Il était classiquement admis qu'il traversait la membrane péritrophique (un
tube chitinisé (constitué de chitine, élément essentiel du corps des insectes)
extensible, semi-perméable, contenu à l'intérieur de l'intestin. Elle est
sécrétée en permanence par le proventricule, et sert à contenir le sang durant
sa digestion) à son extrémité postérieure puis remontait l'espace
ectopéritrophique (entre la membrane péritrophique et la paroi interne de
l'intestin) pour retraverser la membrane, fraîchement sécrétée, au niveau du
proventricule et passer dans l'œsophage, puis dans l'hypopharynx, avant de
rejoindre les glandes salivaires où il se multipliait. Certaines observations
tendent à prouver le contraire : Trypanosoma brucei rhodesieme
traverserait la membrane péritrophique de Glossina morsitans morsitans
dans la partie médiane de l'intestin, au niveau des plis et poches formés par
la membrane ; il traverserait ensuite les différentes couches de cellules
de la paroi intestinale pour rejoindre l'hémocèle et enfin les glandes
salivaires où il se multiplie activement [23].
Environ 15 à 35
jours après le repas infectant, la glossine peut transmettre à son tour et
restera infectante toute sa vie. À chaque repas ultérieur, elle contaminera un
nouvel hôte sain en injectant sa salive qui lui sert à anesthésier la blessure
provoquée par la piqûre et à empêcher la coagulation du sang.
La tsé-tsé est
naturellement réfractaire à l'infection par les trypanosomes. L’impossibilité
pour une glossine de s'infecter est due à une substance particulière sécrétée
au niveau du tube digestif, une lectine, qui provoque la mort des trypanosomes procycliques.

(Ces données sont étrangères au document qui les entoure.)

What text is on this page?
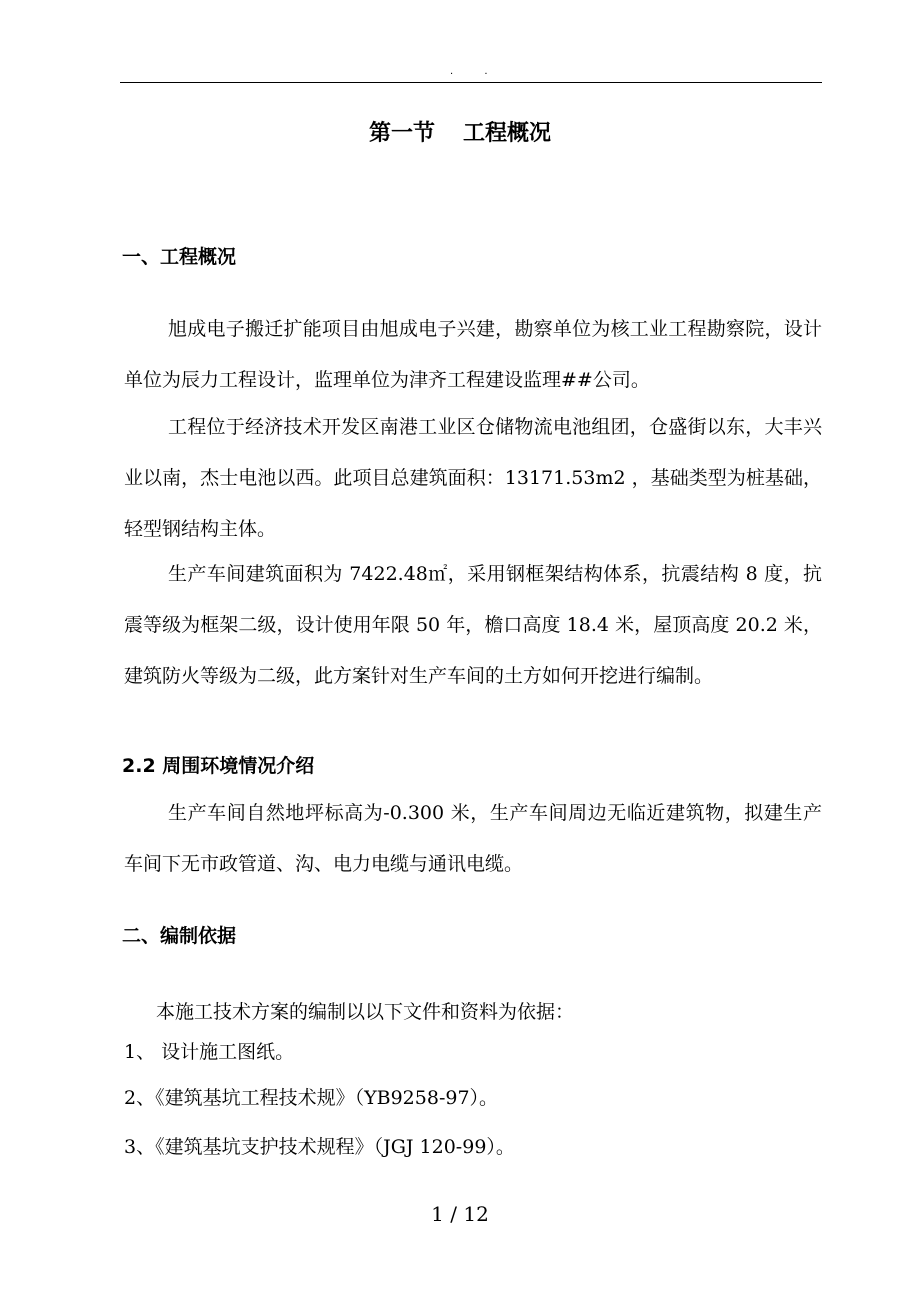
. .
第一节 工程概况
一、工程概况
旭成电子搬迁扩能项目由旭成电子兴建，勘察单位为核工业工程勘察院，设计单位为辰力工程设计，监理单位为津齐工程建设监理##公司。
工程位于经济技术开发区南港工业区仓储物流电池组团，仓盛街以东，大丰兴业以南，杰士电池以西。此项目总建筑面积：13171.53m2 ，基础类型为桩基础，轻型钢结构主体。
生产车间建筑面积为 7422.48㎡，采用钢框架结构体系，抗震结构 8 度，抗震等级为框架二级，设计使用年限 50 年，檐口高度 18.4 米，屋顶高度 20.2 米，建筑防火等级为二级，此方案针对生产车间的土方如何开挖进行编制。
2.2 周围环境情况介绍
生产车间自然地坪标高为-0.300 米，生产车间周边无临近建筑物，拟建生产车间下无市政管道、沟、电力电缆与通讯电缆。
二、编制依据
本施工技术方案的编制以以下文件和资料为依据：
1、 设计施工图纸。
2、《建筑基坑工程技术规》（YB9258-97）。
3、《建筑基坑支护技术规程》（JGJ 120-99）。
1 / 12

Cependant chez les glossines, durant la période pré-imaginale (période de la
vie de la glossine entre son dépôt par la femelle (larviposition) et sa sortie
du puparium), les symbiontes de l'intestin moyen ont fabriqué des enzymes
(endochitinases) servant à la dégradation de la chitine durant la pupaison. Ce
phénomène a entraîné l'accumulation d'une enzyme qui inhibe l'action de la
lectine et permet aux trypanosomes procycliques de survivre et de s'installer
définitivement dans l'espace entre la membrane péritrophique et la paroi de
l'intestin. Après le premier repas de sang, la sécrétion de lectine devient
normale empêchant toute infestation ultérieure. Cela explique que seule la
glossine ténérale est capable de s'infecter et uniquement lors de son premier repas
sur un hôte infecté. Si elle s'infecte, elle le reste toute sa vie et peut
transmettre des trypanosomes à chaque piqûre [25].